Portanto, cabe perguntar: qual seria uma política de Estado adequada para esse tipo de situação? Em São Paulo, é possível enumerar algumas iniciativas, como o Projeto de Lei (PL 404) apresentado em 2020 pela vereadora Érica Malunguinho (PSOL), visando a transferência para museus estaduais de monumentos que prestem homenagens a escravocratas ou eventos ligados a práticas escravistas. Outro exemplo é a aprovação, em 2013, da previsão legal da possibilidade de alteração dos nomes de logradouros públicos quando se tratar de denominação referente a autoridades que tenham cometido crime de lesa-humanidade ou graves violações de direitos humanos. Porém, no caso do PL 404, o projeto não vingou, tendo o Condephaat (Conselho de Defesa do Patrimônio Histórico, Arqueológico, Artístico e Turístico) aprovado uma moção contrária. No segundo caso, resistências têm dificultado sua implementação. Um bom exemplo é a renomeação do elevado Costa e Silva, o “Minhocão”, para elevado João Goulart, proposta pelo vereador Eliseu Gabriel (PSB), em 2014, que levou 2 anos para ser aprovada.

Na contramão das boas práticas anteriormente mencionadas, a construção de monumentos e a nomeação de logradouros públicos como homenagem a personagens como os bandeirantes, somadas à elaboração de uma historiografia laudatória que reserva aos bandeirantes o papel de heróis e “pais fundadores” de São Paulo, torna-os parte integrante de nosso cotidiano, além de incentivar o desenvolvimento de afetos positivos por parte da população a esse tipo de personagem da nossa história, mesmo naqueles que descendem das vítimas dos movimentos históricos protagonizados pelos homenageados.

A própria construção de estátuas faz parte da articulação de um discurso sobre essas figuras. O monumento em homenagem a Borba Gato foi inaugurado em 1963, mais de dois séculos após a sua morte. Em contrapartida, outras dimensões de nossa cultura são relegadas ao apagamento histórico. Não por acaso, os frequentes incêndios criminosos em terreiros de umbanda e candomblé são menos noticiados e objeto de pouca indignação, se comparados ao incêndio da estátua do bandeirante. Assim, pode-se dizer que as respostas que o Estado brasileiro entrega como políticas públicas são insuficientes.

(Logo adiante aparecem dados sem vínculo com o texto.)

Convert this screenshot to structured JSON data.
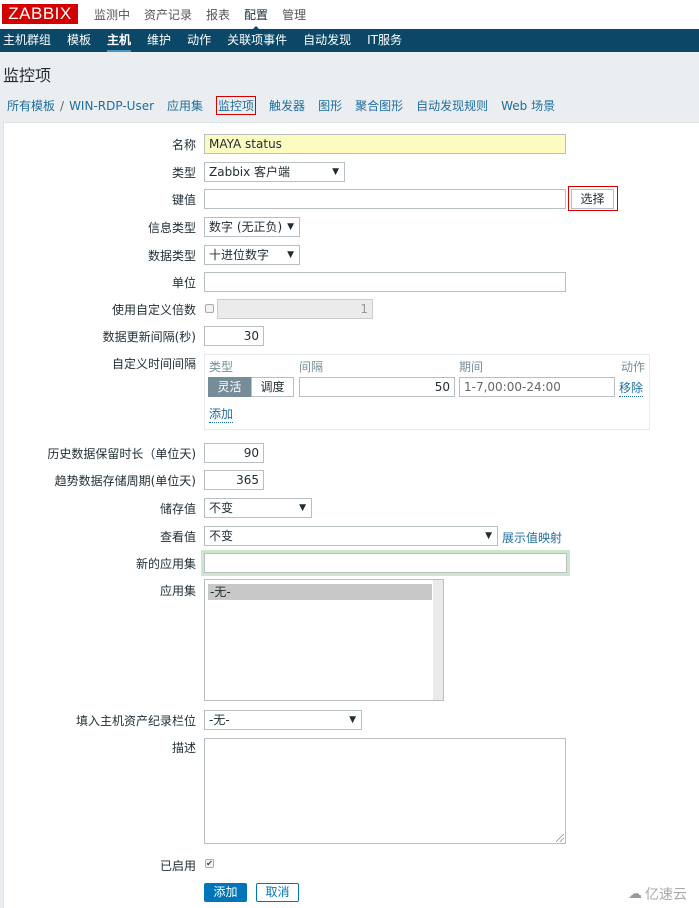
{
  "topbar": {
    "logo": "ZABBIX",
    "menu": [
      {
        "label": "监测中",
        "active": false
      },
      {
        "label": "资产记录",
        "active": false
      },
      {
        "label": "报表",
        "active": false
      },
      {
        "label": "配置",
        "active": true
      },
      {
        "label": "管理",
        "active": false
      }
    ]
  },
  "subnav": {
    "items": [
      {
        "label": "主机群组",
        "active": false
      },
      {
        "label": "模板",
        "active": false
      },
      {
        "label": "主机",
        "active": true
      },
      {
        "label": "维护",
        "active": false
      },
      {
        "label": "动作",
        "active": false
      },
      {
        "label": "关联项事件",
        "active": false
      },
      {
        "label": "自动发现",
        "active": false
      },
      {
        "label": "IT服务",
        "active": false
      }
    ]
  },
  "page_title": "监控项",
  "tabs": {
    "breadcrumb_root": "所有模板",
    "breadcrumb_sep": "/",
    "breadcrumb_host": "WIN-RDP-User",
    "items": [
      {
        "label": "应用集",
        "selected": false
      },
      {
        "label": "监控项",
        "selected": true
      },
      {
        "label": "触发器",
        "selected": false
      },
      {
        "label": "图形",
        "selected": false
      },
      {
        "label": "聚合图形",
        "selected": false
      },
      {
        "label": "自动发现规则",
        "selected": false
      },
      {
        "label": "Web 场景",
        "selected": false
      }
    ]
  },
  "form": {
    "name": {
      "label": "名称",
      "value": "MAYA status"
    },
    "type": {
      "label": "类型",
      "value": "Zabbix 客户端"
    },
    "key": {
      "label": "键值",
      "value": "",
      "select_button": "选择"
    },
    "info_type": {
      "label": "信息类型",
      "value": "数字 (无正负)"
    },
    "data_type": {
      "label": "数据类型",
      "value": "十进位数字"
    },
    "units": {
      "label": "单位",
      "value": ""
    },
    "multiplier": {
      "label": "使用自定义倍数",
      "checked": false,
      "value": "1"
    },
    "update_interval": {
      "label": "数据更新间隔(秒)",
      "value": "30"
    },
    "custom_intervals": {
      "label": "自定义时间间隔",
      "headers": {
        "type": "类型",
        "interval": "间隔",
        "period": "期间",
        "action": "动作"
      },
      "rows": [
        {
          "type_flexible": "灵活",
          "type_scheduling": "调度",
          "selected_type": "灵活",
          "interval": "50",
          "period": "1-7,00:00-24:00",
          "action": "移除"
        }
      ],
      "add_link": "添加"
    },
    "history": {
      "label": "历史数据保留时长（单位天)",
      "value": "90"
    },
    "trends": {
      "label": "趋势数据存储周期(单位天)",
      "value": "365"
    },
    "store_value": {
      "label": "储存值",
      "value": "不变"
    },
    "show_value": {
      "label": "查看值",
      "value": "不变",
      "mapping_link": "展示值映射"
    },
    "new_application": {
      "label": "新的应用集",
      "value": ""
    },
    "applications": {
      "label": "应用集",
      "options": [
        "-无-"
      ],
      "selected": "-无-"
    },
    "inventory_field": {
      "label": "填入主机资产纪录栏位",
      "value": "-无-"
    },
    "description": {
      "label": "描述",
      "value": ""
    },
    "enabled": {
      "label": "已启用",
      "checked": true
    },
    "add_button": "添加",
    "cancel_button": "取消"
  },
  "watermark": "亿速云"
}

Caberia a ele fazer um trabalho qualificado em termos de reconhecimento de memória, verdade, justiça, educação e reparação, porém, sua omissão acaba bloqueando um debate mais aprofundado a respeito de nossa história e de seus homenageados. Menos do que se dirigir a um passado, tentando “passar a borracha” nele, os protestos como os que vimos se dirigem a um presente que evita lidar com traumas, permitindo que eles se reproduzam reiteradamente.

Para além disso, monumentos não são intocáveis. Em seu projeto “Memória da Amnésia”, a artista plástica e professora da FAU-USP Giselle Beiguelman traçou o itinerário “nômade” de dez monumentos paulistanos que hoje, junto a inúmeros outros, encontram-se abandonados em depósitos municipais. Ao longo de um século, as estátuas ocuparam diferentes localidades da cidade, sendo realocadas por motivos diversos que vão desde requalificações urbanas até desavenças ideológicas com novos governos.

A principal forma de dilapidação do patrimônio cultural brasileiro é o abandono. Um exemplo disso é o Museu Nacional, no Rio de Janeiro: a antiga residência oficial do Imperador pegou fogo em 2018 devido à má qualidade de suas instalações elétricas, perdendo 85% de seu acervo histórico e científico construído ao longo de dois séculos. O museu, que deveria receber um repasse anual de 550 mil reais, vinha tendo seus recursos contingenciados desde 2014. No ano do incêndio, havia recebido apenas 33 mil reais. Assim, para além de ideias novas, é preciso que exista destinação de recursos.